Created during the Great Depression by Stephen Epler from Chester, Neb., six-man football may look like a foreign game to some: Six players on the field instead of 11. Fifteen yards for a first down instead of 10. Every single offensive player is eligible to catch a pass. A field goal is worth four points instead of three, a kicked PAT is worth two points and a run or pass PAT is worth one point. Six-man football is a game of speed playing in space and survival.
“We’ve had teams that only had seven guys; we’d take anybody we could get,” Sioux County High School Coach Barry Swisher said.
Coach Swisher has seen it all over his years at Sioux County, a small high school located in Harrison, Neb.
“The big challenge right away when we dropped down to six-man was travel. We had to travel up to seven hours and stay in a hotel for one trip,” Coach Swisher said. “Now with a lot more teams dropping down, our longest trip is around two hours.
As of this year, the six-man high school football class in Nebraska has more teams than Class B does. The upswing in teams in six-man has brought more talented players to six-man football. One of those players being former Hay Springs High School running back, Trent Reed.
Reed had quite the career at Hay Springs. One memorable performance of Reed’s career happened during week one of his junior year when he rushed for 437 yards and seven touchdowns on 24 carries. This performance earned him MaxPreps player of the week.
“It was crazy. I averaged about 18 yards per carry that night, it felt like I only got tackled two or three times,” Reed said recently in a phone interview.
That’s the type of game six-man is. It’s incredibly high scoring even described by some as “basketball on grass.” Teams constantly score in the 50s, 60s, 70s and sometimes even the 80s. It’s about getting your athletes the ball in space and seeing what they can do.
“I played a little of every position. Most plays on offense, I got the ball and had the option to run or throw it,” Reed said.
Some view six-man as a game of trickery because every player is an eligible receiver, meaning even offensive linemen can catch a pass. Kids get a chance to do everything. At one point, Sioux County had a 6-foot-1, 260-pound lineman returning punts.
It is the type of game the small towns rally around.
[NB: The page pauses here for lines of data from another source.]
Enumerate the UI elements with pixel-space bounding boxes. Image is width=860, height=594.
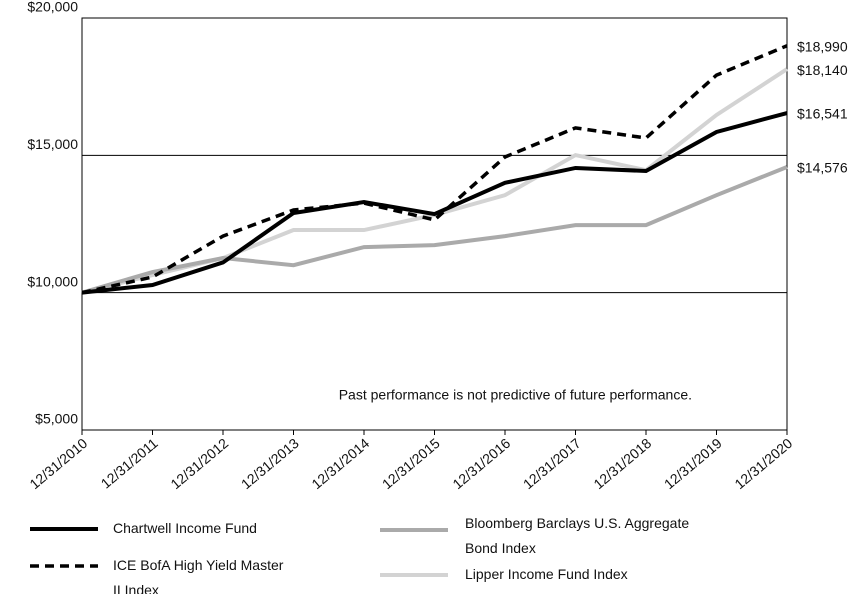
x-tick-label: 12/31/2010 <box>26 435 90 492</box>
data-label: $18,140 <box>797 62 848 78</box>
data-label: $18,990 <box>797 38 848 54</box>
x-tick-label: 12/31/2018 <box>590 435 654 492</box>
x-tick-label: 12/31/2016 <box>449 435 513 492</box>
x-tick-label: 12/31/2014 <box>308 435 372 492</box>
y-tick-label: $5,000 <box>35 411 78 427</box>
x-tick-label: 12/31/2013 <box>238 435 302 492</box>
x-tick-label: 12/31/2017 <box>520 435 584 492</box>
x-tick-label: 12/31/2015 <box>379 435 443 492</box>
x-tick-label: 12/31/2012 <box>167 435 231 492</box>
data-label: $14,576 <box>797 160 848 176</box>
x-tick-label: 12/31/2019 <box>661 435 725 492</box>
series-line <box>81 67 789 295</box>
y-tick-label: $20,000 <box>27 0 78 15</box>
y-tick-label: $10,000 <box>27 273 78 289</box>
annotation: Past performance is not predictive of fu… <box>339 387 692 403</box>
data-label: $16,541 <box>797 106 848 122</box>
legend-label: Lipper Income Fund Index <box>465 566 628 582</box>
legend-label: Bloomberg Barclays U.S. Aggregate Bond I… <box>465 515 690 556</box>
legend-label: Chartwell Income Fund <box>113 520 257 536</box>
legend-label: ICE BofA High Yield Master II Index <box>113 557 284 594</box>
x-tick-label: 12/31/2020 <box>731 435 795 492</box>
series-line <box>81 44 788 295</box>
x-tick-label: 12/31/2011 <box>98 435 161 492</box>
series-line <box>81 165 788 295</box>
y-tick-label: $15,000 <box>27 136 78 152</box>
series-line <box>81 111 788 295</box>
plot-frame <box>81 17 788 431</box>
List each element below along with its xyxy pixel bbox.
Bob Jensen, a publisher for HuskerlandPreps, sees exactly that.
“I go to games for all classes, you go to the big games in Omaha and the crowd is big and exciting, but with six-man, you get that same excited environment every single night,” Jensen said.
The old joke around small towns is always, “What is there to do there?” This is a valid question, but the Sioux County community has something to do every single Friday.
“We have afternoon games because we don’t have lights, so the whole town and community rallies around it,” Coach Swisher said.